When a new baby arrives, parents are overwhelmed by the basics, like sleep patterns, feeding schedules and diaper changing. But. it's also a time when financial matters should come to the fore. In that spirit, I am going to be shameless and use the news of the Royal birth to remind you that a new baby is a perfect time to review the basics of estate planning! Here what you need to consider:
WILL: A legal document that ensures that your assets are passed to your designated beneficiaries, in accordance with your wishes. In the drafting of the will, you will name an executor, the person or institution that oversees the distribution of your assets.
Your will can itemize where every asset will go, or you can draft a Letter of Instruction, which details your wishes as an attachment to your will. A Letter of Instruction can make it easier to change your mind about distributions, without having to redraft the entire will.
For new parents, a will is where you need to name a guardian for your minor children. If you die intestate (without a will,) your state of residence will determine what happens to your estate and who should raise your kids. That potential alone should prod you to get going with the process.
PROBATE: The legal process by which a state court officially appoints the Executor and accounts for the deceased’s property and assets, as well as debts. Probate is a public process, which can be lengthy and costly, but usually goes fairly smoothly, as long as the estate is not contested by any heirs.

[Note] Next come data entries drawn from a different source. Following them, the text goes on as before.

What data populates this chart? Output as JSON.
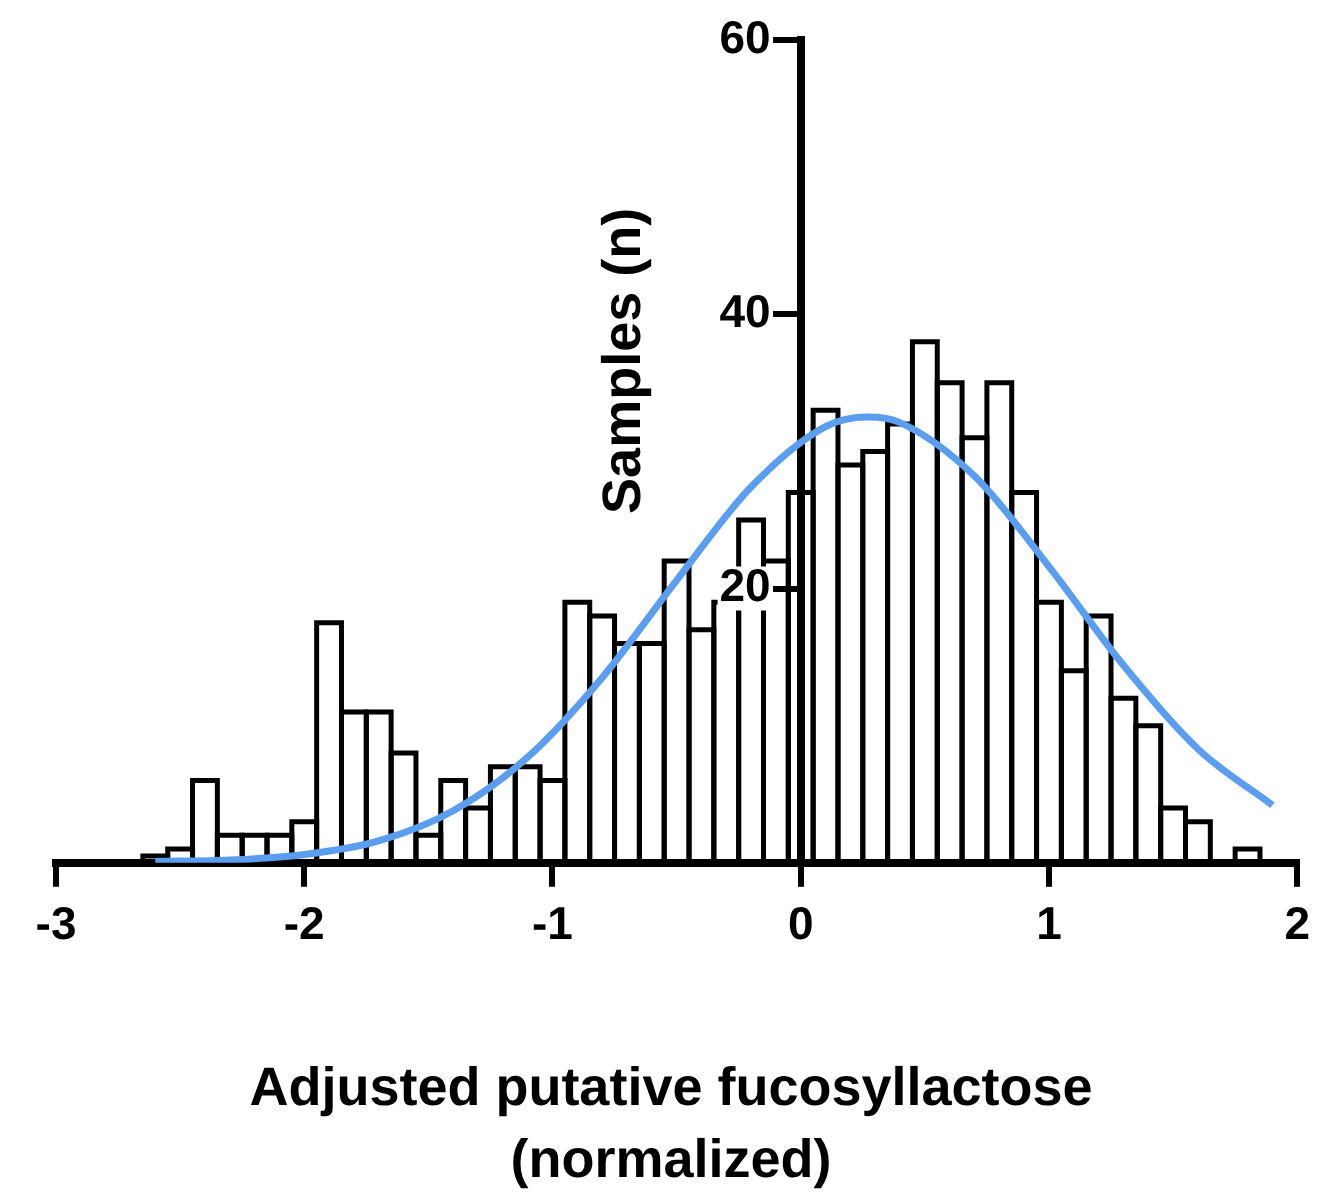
{
  "chart_data": {
    "type": "histogram",
    "xlabel": "Adjusted putative fucosyllactose\n(normalized)",
    "ylabel": "Samples (n)",
    "bins": [
      -2.65,
      -2.55,
      -2.45,
      -2.35,
      -2.25,
      -2.15,
      -2.05,
      -1.95,
      -1.85,
      -1.75,
      -1.65,
      -1.55,
      -1.45,
      -1.35,
      -1.25,
      -1.15,
      -1.05,
      -0.95,
      -0.85,
      -0.75,
      -0.65,
      -0.55,
      -0.45,
      -0.35,
      -0.25,
      -0.15,
      -0.05,
      0.05,
      0.15,
      0.25,
      0.35,
      0.45,
      0.55,
      0.65,
      0.75,
      0.85,
      0.95,
      1.05,
      1.15,
      1.25,
      1.35,
      1.45,
      1.55,
      1.65,
      1.75,
      1.85
    ],
    "values": [
      0.5,
      1,
      6,
      2,
      2,
      2,
      3,
      17.5,
      11,
      11,
      8,
      2,
      6,
      4,
      7,
      7,
      6,
      19,
      18,
      16,
      16,
      22,
      17,
      19,
      25,
      22,
      27,
      33,
      29,
      30,
      32,
      38,
      35,
      31,
      35,
      27,
      19,
      14,
      18,
      12,
      10,
      4,
      3,
      0,
      1
    ],
    "color": "#000000",
    "series": [
      {
        "type": "line",
        "color": "#5b9ef0",
        "x": [
          -2.6,
          -2.3,
          -2.0,
          -1.7,
          -1.4,
          -1.1,
          -0.8,
          -0.5,
          -0.2,
          0.1,
          0.27,
          0.4,
          0.7,
          1.0,
          1.3,
          1.6,
          1.9
        ],
        "values": [
          0.1,
          0.2,
          0.6,
          1.6,
          3.8,
          7.7,
          13.5,
          20.6,
          27.4,
          31.8,
          32.5,
          32.1,
          28.2,
          21.6,
          14.4,
          8.3,
          4.2
        ]
      }
    ],
    "xlim": [
      -3,
      2
    ],
    "xticks": [
      -3,
      -2,
      -1,
      0,
      1,
      2
    ],
    "ylim": [
      0,
      60
    ],
    "yticks": [
      {
        "value": 0,
        "label": null
      },
      20,
      40,
      60
    ],
    "grid": false,
    "legend": false,
    "marker": "none",
    "line_style": "solid"
  }
}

HEALTH CARE PROXY: The document that allows you to appoint someone to make health care decisions for you if you lose the ability to make decisions for yourself.
LIVING WILL: Similar to a health care proxy, though in many states, a living will is not a legal document and medical decisions may not be based on it alone. However, it is a way to communicate what types of medical treatments you would or would not want.
POWER OF ATTORNEY: The form that allows you to appoint someone to act as your agent in a variety of circumstances, like executing a trade, withdrawing money from a bank or responding to a tax inquiry.
TRUSTS: Like a will, a trust can be used to transfer assets and detail your wishes to your heirs. (Guardianship can only be addressed in a will.) There are various types of trusts, but the one that is often used to avoid estate taxation for married couples is called a “Credit Shelter Trust”. This type of trust is structured so that each spouse can utilize his or her basic exclusion amount, thereby allowing couples to pass up to $10.5 million federal tax-free to their heirs in 2013. While there aren’t too many people who are subject to federal estate taxes (the IRS said 15,000 estate tax returns were filed in 2010), a gross estate can add up quickly when life insurance proceeds and real estate assets are included. Also, estates may be subject to state taxes, so be sure to check with your attorney to determine whether a trust may be advisable.
Many people prefer to use trusts, even if their total estates are below the tax limit, because assets held within trusts avoid probate. A trust also allows a maximum amount of control over disposition of those assets.
Because these are legal documents, it may well be worth the money to hire an estate attorney to draft them. To keep your costs down, make sure you know how you want your assets distributed and who will be named guardian before you set foot inside the lawyer's office. The whole process often takes only 5 to 10 hours, a relatively small investment of time, considering the importance of the subject.